Empresas de los sectores de defensa y aeronáutica, como Dassault Aviation, Airbus Atlantic, ArianeGroup, Safran, Thales y Roxel, evacuaron a parte de su personal o trasladaron equipos sensibles.
Según el Ministerio de Economía de Francia, la situación ha interrumpido las actividades de más de 13.000 empresas y de unos 130.000 trabajadores en las zonas evacuadas.
De acuerdo con datos de la Comisión Europea (CE), desde el inicio de la temporada de incendios más de 300.000 personas han sido evacuadas en Francia y España. Los expertos advierten que la nueva ola de calor, prevista a partir del 29 de julio, dificultará aún más las labores de extinción.

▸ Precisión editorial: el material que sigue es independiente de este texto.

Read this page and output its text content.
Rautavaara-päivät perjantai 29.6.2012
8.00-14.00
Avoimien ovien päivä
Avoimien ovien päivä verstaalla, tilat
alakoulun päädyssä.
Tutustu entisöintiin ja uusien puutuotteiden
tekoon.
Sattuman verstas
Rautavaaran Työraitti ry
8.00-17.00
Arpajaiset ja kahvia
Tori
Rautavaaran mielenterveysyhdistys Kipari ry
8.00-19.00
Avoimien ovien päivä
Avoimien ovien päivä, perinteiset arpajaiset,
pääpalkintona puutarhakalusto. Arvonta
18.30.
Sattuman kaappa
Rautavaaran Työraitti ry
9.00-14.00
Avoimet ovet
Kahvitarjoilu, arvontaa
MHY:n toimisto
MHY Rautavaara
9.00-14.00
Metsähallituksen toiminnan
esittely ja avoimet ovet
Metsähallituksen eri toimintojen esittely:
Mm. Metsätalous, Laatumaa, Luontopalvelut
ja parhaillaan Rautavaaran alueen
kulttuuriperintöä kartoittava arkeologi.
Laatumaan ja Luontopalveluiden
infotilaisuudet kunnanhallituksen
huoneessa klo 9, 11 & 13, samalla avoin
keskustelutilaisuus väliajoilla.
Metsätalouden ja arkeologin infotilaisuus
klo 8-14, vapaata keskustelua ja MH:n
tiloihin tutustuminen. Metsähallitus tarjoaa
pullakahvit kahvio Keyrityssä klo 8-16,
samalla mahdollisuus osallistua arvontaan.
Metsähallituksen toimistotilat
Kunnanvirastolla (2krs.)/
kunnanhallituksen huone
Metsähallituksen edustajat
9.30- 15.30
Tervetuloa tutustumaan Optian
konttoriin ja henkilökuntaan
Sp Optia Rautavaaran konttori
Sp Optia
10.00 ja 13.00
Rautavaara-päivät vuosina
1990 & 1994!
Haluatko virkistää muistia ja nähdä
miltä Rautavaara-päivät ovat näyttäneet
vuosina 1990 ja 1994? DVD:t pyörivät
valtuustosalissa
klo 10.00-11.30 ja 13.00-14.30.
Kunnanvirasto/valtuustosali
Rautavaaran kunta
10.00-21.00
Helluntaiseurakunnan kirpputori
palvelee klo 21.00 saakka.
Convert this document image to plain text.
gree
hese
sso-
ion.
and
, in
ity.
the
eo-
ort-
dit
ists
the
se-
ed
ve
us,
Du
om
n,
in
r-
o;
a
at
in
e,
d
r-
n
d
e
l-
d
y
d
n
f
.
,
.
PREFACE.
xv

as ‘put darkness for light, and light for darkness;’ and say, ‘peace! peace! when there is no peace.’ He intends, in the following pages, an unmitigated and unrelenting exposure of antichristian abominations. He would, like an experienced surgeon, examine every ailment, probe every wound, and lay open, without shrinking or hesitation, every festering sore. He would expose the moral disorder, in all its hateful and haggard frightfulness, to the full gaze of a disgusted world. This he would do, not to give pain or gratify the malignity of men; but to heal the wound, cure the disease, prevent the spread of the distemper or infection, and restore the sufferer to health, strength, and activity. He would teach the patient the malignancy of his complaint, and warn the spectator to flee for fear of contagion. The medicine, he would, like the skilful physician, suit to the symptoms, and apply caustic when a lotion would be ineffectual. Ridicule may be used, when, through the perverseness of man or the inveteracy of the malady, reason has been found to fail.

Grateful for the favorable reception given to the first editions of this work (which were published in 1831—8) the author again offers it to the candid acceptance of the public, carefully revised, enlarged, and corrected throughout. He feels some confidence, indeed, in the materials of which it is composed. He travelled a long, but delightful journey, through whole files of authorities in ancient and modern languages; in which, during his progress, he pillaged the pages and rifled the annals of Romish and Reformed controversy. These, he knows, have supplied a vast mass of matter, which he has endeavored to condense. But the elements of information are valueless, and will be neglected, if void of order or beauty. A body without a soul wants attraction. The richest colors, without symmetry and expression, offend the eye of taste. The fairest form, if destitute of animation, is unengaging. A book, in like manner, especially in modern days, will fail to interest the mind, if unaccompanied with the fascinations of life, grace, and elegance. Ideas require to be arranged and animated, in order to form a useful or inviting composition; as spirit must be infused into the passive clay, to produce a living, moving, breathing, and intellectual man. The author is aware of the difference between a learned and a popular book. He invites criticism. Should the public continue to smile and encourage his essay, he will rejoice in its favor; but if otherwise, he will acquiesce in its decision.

En España, más de 172.000 hectáreas han sido arrasadas por el fuego, una superficie seis veces superior a la registrada en el mismo período del año pasado. El Gobierno declaró por primera vez el estado de emergencia nacional por incendios forestales.
Tras varios días de intensos trabajos, las autoridades comenzaron ayer a levantar las órdenes de evacuación en 15 localidades, lo que permitió el regreso de unas 44.000 personas a sus hogares. No obstante, alrededor de 11.000 residentes continúan sin poder volver a sus viviendas.